I use 2 GPUs for multi-process inference. I load models in the main process and put them to different GPUs in the sub-processes. However, I find that the processes of gpu1 always occupy 153M memory of gpu0.
import torch.multiprocessing as multiprocessing
multiprocessing.set_sharing_strategy('file_system')
...
def main(self):
...
self.create_model()
multiprocessing.set_start_method('spawn', force=True)
print('>>> multi-processes running <<<')
param_list = [([video_idx, video_name, im_list, gt_list, lang, len(seqs)],
self.tester_cfg.num_gpu)
for video_idx, (video_name, im_list, gt_list, lang) in enumerate(seqs)]

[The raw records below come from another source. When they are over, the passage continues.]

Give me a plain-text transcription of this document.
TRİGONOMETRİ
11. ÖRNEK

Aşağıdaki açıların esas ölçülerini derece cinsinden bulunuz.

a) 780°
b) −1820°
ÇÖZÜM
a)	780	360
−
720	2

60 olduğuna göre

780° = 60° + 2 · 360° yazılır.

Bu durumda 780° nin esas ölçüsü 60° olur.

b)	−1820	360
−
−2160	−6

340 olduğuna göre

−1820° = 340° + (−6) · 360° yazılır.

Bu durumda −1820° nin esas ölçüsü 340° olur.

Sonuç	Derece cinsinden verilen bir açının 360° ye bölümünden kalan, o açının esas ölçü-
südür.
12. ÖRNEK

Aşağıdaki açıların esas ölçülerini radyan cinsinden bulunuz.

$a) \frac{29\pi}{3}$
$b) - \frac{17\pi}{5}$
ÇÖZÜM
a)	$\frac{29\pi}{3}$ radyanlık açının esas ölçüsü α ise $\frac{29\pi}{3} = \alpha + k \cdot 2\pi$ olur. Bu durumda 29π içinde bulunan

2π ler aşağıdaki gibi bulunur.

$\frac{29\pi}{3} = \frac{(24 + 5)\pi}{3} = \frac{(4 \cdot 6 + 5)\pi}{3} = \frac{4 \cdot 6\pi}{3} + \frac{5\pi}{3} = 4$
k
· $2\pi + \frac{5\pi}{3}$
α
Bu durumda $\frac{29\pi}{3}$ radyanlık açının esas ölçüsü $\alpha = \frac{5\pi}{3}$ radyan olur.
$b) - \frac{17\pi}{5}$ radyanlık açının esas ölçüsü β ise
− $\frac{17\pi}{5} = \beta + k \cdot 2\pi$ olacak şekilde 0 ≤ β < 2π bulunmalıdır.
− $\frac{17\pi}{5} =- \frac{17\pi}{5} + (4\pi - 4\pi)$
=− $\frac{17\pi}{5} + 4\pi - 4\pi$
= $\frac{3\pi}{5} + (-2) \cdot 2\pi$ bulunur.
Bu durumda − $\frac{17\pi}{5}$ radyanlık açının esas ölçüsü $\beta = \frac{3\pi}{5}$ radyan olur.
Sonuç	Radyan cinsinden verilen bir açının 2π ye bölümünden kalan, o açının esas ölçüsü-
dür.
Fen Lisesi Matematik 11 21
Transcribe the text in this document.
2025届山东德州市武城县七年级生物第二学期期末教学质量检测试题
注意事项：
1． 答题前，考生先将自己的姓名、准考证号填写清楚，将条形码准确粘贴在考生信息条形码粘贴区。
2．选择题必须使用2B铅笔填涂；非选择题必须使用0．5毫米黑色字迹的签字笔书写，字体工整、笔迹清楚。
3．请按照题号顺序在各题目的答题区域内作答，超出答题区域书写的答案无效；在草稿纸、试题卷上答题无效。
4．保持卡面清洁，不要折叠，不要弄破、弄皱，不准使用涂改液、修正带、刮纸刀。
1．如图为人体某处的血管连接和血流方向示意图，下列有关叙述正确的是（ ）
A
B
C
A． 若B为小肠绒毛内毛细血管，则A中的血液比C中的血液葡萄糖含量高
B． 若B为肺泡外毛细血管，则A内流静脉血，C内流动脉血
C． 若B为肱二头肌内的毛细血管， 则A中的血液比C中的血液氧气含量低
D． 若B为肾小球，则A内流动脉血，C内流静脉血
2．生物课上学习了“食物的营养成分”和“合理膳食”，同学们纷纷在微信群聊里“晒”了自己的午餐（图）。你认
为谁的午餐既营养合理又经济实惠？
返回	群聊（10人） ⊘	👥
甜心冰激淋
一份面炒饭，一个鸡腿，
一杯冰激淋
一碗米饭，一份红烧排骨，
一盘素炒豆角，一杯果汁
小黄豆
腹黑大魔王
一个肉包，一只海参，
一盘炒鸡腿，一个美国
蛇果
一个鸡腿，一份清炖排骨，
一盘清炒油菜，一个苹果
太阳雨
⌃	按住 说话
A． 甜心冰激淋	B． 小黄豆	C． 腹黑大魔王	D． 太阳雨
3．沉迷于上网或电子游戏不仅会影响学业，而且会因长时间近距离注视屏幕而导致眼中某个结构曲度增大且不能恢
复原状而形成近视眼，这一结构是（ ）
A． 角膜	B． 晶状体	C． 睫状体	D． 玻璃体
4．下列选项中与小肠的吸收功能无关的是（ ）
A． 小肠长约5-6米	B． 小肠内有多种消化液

with multiprocessing.Pool(processes=self.tester_cfg.num_process) as pool:
pool.starmap(self.sub, param_list)
def sub(self, seq_info, num_gpu):
video_idx, video_name, im_list, gt_list, lang, seq_num = seq_info
worker_name = multiprocessing.current_process().name
worker_id = int(worker_name.split('-')[1]) - 1
gpu_id = worker_id % num_gpu
torch.cuda.set_device(gpu_id)
rank = worker_id
print('start rank {} on gpu {}'.format(rank, gpu_id))
self.model_to_device()
...